I have done this passage a couple of times. I agree with the advice take a couple of extra days and do the entire trip in one pass. I am a full time live aboard and would never leave my boat at anchor for a week after just dropping the hook. In fact I usually don't go very far for at least 24 and preferably 48 hours after dropping the hook. Even so I have dragged more than once after a "secure" set. From a cost standpoint my guess is that if you add up all the mooring fees or marina fees, the cost of transportation to and from the boat, etc. you could hire a delivery captain for less then you are going to burn trying to move the boat over two weekends. Also, not only are the tides/currents important but so are the winds. Having made a favorable current passage through the Cape Cod Canal only to confront 15 knots on the bow and standing waves in the Bay I can tell you that your speed of advance, even under power can go all over the place - not to mention the discomfort.

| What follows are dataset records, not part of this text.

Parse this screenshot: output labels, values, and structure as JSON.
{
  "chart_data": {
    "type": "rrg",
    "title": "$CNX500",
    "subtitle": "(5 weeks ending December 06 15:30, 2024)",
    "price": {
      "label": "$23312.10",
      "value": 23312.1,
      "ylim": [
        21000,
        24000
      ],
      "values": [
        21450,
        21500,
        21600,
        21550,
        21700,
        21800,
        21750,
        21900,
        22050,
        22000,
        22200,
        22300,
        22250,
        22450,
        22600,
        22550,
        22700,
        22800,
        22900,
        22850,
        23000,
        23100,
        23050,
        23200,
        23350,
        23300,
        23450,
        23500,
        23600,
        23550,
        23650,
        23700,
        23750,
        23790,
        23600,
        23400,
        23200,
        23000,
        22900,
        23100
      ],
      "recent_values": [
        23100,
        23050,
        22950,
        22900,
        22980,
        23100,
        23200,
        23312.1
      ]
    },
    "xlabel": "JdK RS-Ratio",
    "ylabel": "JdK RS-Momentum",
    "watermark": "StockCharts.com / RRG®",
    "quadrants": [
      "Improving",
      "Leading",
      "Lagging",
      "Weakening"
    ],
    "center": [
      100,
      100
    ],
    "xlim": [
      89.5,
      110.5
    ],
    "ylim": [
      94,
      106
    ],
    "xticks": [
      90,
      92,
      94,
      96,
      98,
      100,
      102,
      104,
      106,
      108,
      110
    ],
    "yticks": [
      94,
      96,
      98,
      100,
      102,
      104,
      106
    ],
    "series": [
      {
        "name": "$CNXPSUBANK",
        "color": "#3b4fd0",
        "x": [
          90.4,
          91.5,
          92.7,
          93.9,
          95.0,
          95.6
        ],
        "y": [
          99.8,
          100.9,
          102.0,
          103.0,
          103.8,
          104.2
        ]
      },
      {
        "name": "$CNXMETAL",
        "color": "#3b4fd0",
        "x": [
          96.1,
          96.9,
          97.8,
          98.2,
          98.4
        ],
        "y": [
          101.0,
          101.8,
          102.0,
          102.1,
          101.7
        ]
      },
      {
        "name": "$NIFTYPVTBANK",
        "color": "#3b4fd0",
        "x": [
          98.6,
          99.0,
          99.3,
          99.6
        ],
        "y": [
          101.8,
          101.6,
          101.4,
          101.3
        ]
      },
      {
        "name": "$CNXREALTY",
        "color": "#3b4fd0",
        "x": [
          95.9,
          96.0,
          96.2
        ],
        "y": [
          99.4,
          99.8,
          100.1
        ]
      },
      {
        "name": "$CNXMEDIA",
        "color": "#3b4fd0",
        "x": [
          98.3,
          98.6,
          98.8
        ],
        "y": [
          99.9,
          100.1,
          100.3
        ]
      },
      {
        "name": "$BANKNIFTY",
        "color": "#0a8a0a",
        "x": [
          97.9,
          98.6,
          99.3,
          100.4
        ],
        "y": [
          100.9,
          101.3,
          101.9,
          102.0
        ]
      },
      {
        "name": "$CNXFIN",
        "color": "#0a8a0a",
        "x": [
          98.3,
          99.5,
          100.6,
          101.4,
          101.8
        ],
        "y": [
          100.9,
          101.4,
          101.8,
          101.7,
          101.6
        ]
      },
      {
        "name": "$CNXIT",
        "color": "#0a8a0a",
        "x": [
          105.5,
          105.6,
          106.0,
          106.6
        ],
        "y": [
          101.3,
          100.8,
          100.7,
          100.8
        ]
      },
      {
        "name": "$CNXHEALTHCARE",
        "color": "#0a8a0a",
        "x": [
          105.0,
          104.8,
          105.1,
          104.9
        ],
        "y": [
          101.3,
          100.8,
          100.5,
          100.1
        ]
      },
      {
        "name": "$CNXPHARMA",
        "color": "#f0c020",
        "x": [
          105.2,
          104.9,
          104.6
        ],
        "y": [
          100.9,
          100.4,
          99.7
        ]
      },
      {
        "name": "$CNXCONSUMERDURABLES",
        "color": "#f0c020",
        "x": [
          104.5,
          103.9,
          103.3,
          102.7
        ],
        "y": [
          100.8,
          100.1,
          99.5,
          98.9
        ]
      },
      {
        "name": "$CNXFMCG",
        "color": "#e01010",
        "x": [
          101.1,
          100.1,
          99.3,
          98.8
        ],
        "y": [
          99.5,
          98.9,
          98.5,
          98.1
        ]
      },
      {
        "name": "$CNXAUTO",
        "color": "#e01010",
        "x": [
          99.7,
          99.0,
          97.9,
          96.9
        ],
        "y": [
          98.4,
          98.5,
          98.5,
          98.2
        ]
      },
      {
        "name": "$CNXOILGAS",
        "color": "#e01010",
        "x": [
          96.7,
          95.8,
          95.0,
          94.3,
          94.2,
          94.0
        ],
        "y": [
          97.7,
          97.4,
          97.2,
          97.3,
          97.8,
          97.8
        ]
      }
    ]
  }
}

An alternative would be to hire the delivery Captain to bring the boat part way - then finish the trip yourself - for example bring it down to the North Shore of Long Island past "The Race" and have it available to you on Friday night or Saturday morning to continue the trip for the weekend. Open for comment from full time Long Island Sound sailors but I would plan on tucking in on the North Shore rather than Connecticut - I think there are more protected harbors along the way.


----------